Dechaine argued for a new trial based on new and enhanced testing of DNA on several items recovered from the woods in Bowdoin where Sarah Cherry was killed. The tests show that Dechaine is excluded as a contributor of DNA on four of the items but that he "could be included on two others."

In his 23-page ruling, Superior Court Justice Bruce Mallonee says the test results are limited by physical degradation over the past 36 years, which can cause DNA to become undetectable or disappear.

In addition, Mallonee points out that the DNA samples were extremely small and they were subject to potential contamination because they were carried out of the woods by people who were not wearing, masks, gloves or other protective gear.

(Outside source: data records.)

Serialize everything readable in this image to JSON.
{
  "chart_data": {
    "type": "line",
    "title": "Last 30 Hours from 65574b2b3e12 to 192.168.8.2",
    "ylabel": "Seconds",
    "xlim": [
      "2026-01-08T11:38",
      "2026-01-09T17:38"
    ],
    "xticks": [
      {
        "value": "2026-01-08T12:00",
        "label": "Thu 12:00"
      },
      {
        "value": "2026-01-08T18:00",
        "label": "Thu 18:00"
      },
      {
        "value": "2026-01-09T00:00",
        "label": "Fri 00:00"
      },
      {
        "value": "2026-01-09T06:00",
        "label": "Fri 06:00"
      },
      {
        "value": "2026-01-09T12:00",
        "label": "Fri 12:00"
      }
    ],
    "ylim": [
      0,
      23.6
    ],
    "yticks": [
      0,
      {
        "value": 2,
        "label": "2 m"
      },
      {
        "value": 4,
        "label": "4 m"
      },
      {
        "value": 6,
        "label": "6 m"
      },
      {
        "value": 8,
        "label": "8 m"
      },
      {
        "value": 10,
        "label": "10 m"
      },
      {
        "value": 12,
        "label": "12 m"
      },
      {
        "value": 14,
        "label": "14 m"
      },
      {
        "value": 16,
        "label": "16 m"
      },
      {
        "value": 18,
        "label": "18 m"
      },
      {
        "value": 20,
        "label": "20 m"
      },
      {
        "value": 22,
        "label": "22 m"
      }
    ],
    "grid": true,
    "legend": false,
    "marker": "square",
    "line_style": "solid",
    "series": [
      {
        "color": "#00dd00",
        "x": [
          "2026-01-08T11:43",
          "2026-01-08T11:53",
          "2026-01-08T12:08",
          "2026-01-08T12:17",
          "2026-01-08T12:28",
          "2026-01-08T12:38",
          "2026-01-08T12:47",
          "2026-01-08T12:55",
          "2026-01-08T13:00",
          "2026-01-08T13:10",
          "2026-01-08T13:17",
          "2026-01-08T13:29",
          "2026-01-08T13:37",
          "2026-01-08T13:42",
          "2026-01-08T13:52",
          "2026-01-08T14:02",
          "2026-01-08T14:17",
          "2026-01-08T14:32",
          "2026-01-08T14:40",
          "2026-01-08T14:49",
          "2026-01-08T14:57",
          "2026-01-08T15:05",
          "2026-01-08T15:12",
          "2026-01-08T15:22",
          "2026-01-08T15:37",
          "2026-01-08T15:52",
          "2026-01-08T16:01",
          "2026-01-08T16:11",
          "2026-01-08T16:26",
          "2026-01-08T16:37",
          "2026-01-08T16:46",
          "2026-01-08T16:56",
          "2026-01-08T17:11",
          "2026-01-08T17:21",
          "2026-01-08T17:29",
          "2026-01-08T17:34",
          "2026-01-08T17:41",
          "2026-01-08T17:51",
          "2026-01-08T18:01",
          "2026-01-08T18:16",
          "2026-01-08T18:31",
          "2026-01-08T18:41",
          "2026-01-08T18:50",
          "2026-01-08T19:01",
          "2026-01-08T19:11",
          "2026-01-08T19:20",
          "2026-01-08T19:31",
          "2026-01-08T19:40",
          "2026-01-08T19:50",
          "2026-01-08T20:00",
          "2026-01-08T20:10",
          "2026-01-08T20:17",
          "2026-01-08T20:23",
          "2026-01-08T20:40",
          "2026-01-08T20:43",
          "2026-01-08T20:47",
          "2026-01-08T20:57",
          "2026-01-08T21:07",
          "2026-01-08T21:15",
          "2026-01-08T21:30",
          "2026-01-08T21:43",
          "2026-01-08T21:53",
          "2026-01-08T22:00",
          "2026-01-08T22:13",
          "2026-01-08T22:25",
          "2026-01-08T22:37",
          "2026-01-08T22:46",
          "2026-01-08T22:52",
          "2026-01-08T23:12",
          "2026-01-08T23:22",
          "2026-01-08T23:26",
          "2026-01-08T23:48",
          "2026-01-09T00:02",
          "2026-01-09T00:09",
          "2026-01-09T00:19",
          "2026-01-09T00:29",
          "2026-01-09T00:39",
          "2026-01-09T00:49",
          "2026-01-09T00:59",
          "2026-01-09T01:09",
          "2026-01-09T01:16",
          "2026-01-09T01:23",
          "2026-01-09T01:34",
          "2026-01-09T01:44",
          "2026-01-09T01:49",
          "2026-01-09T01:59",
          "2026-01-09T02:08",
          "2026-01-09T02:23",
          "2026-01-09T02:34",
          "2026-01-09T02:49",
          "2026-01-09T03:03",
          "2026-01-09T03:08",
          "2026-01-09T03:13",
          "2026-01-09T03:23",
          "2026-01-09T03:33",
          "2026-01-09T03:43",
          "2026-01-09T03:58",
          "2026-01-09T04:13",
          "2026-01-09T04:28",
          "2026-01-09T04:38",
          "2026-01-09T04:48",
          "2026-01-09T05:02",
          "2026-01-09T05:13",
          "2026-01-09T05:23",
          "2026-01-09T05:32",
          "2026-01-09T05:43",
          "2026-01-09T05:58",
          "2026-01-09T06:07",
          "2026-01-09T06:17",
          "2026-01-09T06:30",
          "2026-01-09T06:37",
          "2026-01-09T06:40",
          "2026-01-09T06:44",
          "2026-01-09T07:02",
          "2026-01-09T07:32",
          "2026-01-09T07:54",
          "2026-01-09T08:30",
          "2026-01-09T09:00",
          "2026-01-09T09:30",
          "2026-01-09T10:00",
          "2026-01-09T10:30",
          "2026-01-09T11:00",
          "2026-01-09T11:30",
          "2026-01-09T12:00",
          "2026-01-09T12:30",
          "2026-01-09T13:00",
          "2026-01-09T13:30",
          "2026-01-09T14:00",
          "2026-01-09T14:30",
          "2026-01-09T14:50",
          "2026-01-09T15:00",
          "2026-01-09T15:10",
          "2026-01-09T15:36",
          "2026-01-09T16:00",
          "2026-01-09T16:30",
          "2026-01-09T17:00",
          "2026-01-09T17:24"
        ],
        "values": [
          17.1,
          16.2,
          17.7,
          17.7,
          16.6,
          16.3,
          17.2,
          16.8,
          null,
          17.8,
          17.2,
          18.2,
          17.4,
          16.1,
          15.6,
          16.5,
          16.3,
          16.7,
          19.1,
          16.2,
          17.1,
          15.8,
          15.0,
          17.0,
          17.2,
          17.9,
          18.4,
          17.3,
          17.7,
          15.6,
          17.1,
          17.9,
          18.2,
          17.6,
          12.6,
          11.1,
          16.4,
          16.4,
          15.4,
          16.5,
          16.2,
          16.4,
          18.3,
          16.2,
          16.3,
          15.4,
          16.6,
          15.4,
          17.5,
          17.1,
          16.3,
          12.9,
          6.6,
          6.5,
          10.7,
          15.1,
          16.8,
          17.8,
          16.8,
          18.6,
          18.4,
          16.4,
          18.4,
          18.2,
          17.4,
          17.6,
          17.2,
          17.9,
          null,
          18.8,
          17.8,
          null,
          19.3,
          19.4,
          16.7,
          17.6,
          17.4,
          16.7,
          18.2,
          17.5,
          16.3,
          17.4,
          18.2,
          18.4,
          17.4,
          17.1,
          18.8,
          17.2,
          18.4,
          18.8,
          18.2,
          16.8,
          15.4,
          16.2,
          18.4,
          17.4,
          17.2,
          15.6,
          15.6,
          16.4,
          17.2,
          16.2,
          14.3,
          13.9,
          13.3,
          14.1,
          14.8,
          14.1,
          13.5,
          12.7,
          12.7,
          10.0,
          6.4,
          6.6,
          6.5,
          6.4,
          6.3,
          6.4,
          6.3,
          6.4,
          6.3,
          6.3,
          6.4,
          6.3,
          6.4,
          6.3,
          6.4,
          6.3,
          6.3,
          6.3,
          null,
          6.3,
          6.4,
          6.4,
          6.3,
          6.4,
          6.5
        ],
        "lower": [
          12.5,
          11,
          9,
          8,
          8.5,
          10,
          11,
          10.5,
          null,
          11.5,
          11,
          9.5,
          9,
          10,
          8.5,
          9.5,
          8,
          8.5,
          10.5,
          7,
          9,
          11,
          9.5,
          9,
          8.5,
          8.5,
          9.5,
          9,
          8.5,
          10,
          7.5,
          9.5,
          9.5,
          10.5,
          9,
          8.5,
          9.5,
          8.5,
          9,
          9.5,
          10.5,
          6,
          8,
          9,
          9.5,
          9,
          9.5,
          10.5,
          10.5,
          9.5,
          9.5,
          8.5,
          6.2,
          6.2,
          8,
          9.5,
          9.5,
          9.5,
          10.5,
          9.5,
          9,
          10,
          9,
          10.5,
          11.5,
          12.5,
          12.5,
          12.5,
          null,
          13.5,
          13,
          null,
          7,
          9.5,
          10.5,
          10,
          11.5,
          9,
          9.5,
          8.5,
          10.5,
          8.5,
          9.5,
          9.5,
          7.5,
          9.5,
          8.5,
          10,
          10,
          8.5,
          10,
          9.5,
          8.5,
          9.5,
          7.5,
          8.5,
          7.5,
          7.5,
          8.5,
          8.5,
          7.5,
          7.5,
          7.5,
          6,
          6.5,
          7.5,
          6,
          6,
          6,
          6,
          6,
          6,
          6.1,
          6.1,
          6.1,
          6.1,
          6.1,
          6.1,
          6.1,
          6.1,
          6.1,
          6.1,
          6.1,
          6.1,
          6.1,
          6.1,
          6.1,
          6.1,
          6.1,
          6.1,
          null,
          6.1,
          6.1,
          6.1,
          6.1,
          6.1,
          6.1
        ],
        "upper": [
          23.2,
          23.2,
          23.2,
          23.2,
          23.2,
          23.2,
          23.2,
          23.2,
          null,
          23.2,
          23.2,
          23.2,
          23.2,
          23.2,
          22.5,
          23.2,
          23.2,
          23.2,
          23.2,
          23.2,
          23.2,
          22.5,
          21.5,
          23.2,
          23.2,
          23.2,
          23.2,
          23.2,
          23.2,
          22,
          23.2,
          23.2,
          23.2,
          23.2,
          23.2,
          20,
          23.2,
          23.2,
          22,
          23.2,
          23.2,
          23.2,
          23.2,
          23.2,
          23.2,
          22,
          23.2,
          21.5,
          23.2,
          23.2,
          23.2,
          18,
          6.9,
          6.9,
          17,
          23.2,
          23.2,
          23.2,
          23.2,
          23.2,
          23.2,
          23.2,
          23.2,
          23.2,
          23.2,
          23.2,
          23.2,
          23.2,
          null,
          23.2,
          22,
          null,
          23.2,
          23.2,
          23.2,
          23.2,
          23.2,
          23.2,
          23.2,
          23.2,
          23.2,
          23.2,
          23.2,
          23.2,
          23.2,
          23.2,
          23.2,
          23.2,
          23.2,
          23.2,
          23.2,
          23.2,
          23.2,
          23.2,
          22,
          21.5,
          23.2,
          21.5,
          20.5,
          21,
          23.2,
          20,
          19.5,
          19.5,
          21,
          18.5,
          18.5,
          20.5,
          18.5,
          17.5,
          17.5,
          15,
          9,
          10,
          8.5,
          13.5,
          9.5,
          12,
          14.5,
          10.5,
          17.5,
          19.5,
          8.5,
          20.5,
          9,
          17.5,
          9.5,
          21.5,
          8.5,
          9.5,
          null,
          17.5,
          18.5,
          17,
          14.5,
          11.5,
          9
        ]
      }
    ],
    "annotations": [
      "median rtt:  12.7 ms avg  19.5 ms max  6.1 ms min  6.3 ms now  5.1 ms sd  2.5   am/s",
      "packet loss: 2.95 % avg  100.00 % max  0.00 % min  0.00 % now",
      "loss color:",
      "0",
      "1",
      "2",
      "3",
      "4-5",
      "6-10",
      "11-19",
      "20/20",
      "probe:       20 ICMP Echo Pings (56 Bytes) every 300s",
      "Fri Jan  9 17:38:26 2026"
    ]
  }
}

Taken with what he called the "large body of" circumstantial evidence linking Dechaine to the crime and with multiple incriminating statements made by Dechaine, the judge said he was convinced that a new trial would still produce the same result.

A similar request for a new trial was rejected by the Maine Supreme Court in 2015.

"This case is exhausted," Justice Mallonee wrote. "Perhaps now the poor dead child might rest."

Dechaine's attorney could not be immediately reached for comment.